Folgende sieben Faktoren sind unserer Meinung nach erforderlich, um eine Atmosphäre der Wertschätzung entstehen zu lassen:

  • Vertrauen – Vertrauen ist besser als Kontrolle

  • Wohlwollender Umgang  – in Worten, Mimik und Gesten

  • Konstruktive Kritik – Ohne Fehler keine Weiterentwicklung

  • Zeiträume – Schnelligkeit ist kein Qualitätsmaßstab

  • Begegnungsräume – Wertschätzung braucht Begegnung

  • Gestaltungsfreiräume – Gute Dienstleistung braucht situationsgerechtes Handeln

  • Nachhaltigkeitsdenken – Nicht jetzt sparen und später „drauf“-zahlen

Wertschätzung ist eine Grundhaltung, die ein Mensch an der Stelle, an der er/sie steht, verwirklichen kann – oder eben, wenn wichtige Faktoren fehlen, nicht verwirklichen kann.

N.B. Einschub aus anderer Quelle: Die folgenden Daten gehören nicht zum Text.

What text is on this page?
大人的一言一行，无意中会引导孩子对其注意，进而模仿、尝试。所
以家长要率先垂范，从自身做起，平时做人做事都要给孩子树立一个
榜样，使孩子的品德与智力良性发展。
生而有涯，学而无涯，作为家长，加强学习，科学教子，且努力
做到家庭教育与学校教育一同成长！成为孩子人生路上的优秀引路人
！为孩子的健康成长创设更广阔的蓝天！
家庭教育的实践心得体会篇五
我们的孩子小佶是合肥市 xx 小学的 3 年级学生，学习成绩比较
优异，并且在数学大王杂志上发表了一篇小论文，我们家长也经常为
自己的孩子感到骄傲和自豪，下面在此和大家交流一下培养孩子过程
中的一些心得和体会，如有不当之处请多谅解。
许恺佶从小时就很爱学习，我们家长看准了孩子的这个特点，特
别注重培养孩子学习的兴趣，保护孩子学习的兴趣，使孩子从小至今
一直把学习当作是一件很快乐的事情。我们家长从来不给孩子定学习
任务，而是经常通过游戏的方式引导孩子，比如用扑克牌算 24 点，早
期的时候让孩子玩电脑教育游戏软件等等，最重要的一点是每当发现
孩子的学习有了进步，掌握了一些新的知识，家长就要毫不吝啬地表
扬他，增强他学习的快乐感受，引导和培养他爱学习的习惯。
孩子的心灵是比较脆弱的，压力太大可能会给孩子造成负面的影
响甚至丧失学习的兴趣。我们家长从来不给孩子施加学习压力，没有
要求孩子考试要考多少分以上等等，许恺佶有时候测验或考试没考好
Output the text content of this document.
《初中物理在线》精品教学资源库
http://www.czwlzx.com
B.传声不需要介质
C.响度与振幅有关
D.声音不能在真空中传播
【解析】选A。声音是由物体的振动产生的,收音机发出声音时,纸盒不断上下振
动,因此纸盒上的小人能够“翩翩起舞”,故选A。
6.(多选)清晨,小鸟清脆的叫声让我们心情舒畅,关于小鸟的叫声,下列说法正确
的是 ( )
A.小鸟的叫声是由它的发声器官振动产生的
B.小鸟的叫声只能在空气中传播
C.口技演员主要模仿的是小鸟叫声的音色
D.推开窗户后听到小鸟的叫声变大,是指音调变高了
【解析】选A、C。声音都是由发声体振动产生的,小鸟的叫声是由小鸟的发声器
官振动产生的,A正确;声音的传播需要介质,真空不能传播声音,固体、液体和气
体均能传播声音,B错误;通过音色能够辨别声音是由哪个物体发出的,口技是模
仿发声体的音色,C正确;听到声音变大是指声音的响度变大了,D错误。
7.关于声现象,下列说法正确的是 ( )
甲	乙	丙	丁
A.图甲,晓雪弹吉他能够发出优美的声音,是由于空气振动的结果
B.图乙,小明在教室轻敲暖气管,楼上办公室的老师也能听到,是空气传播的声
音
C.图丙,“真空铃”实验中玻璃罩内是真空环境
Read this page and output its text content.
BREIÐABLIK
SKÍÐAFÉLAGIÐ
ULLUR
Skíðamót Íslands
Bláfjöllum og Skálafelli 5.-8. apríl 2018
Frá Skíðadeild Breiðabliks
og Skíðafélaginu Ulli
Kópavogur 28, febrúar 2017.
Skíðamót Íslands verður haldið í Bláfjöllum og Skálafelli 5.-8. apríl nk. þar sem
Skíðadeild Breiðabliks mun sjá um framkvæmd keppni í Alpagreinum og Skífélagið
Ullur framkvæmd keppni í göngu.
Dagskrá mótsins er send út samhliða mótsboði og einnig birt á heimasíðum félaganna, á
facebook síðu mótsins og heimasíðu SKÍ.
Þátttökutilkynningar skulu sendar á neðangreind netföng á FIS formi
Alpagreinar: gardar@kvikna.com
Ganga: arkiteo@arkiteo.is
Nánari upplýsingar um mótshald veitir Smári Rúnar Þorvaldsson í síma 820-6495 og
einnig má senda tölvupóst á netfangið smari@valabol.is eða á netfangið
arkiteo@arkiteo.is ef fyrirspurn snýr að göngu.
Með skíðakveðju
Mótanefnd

Im Zuge unserer Initiative werden wir Impulse setzen die diese Faktoren und ihre Auswirkungen vertiefend erläutern. Unser Ziel ist es, das Bewusstsein für das Gelingen oder auch für das Nichtgelingen von Wertschätzung in der Caritas zu stärken, sodass Wertschätzung zu einem Thema wird, das uns allen „ausgesprochen“ wichtig ist.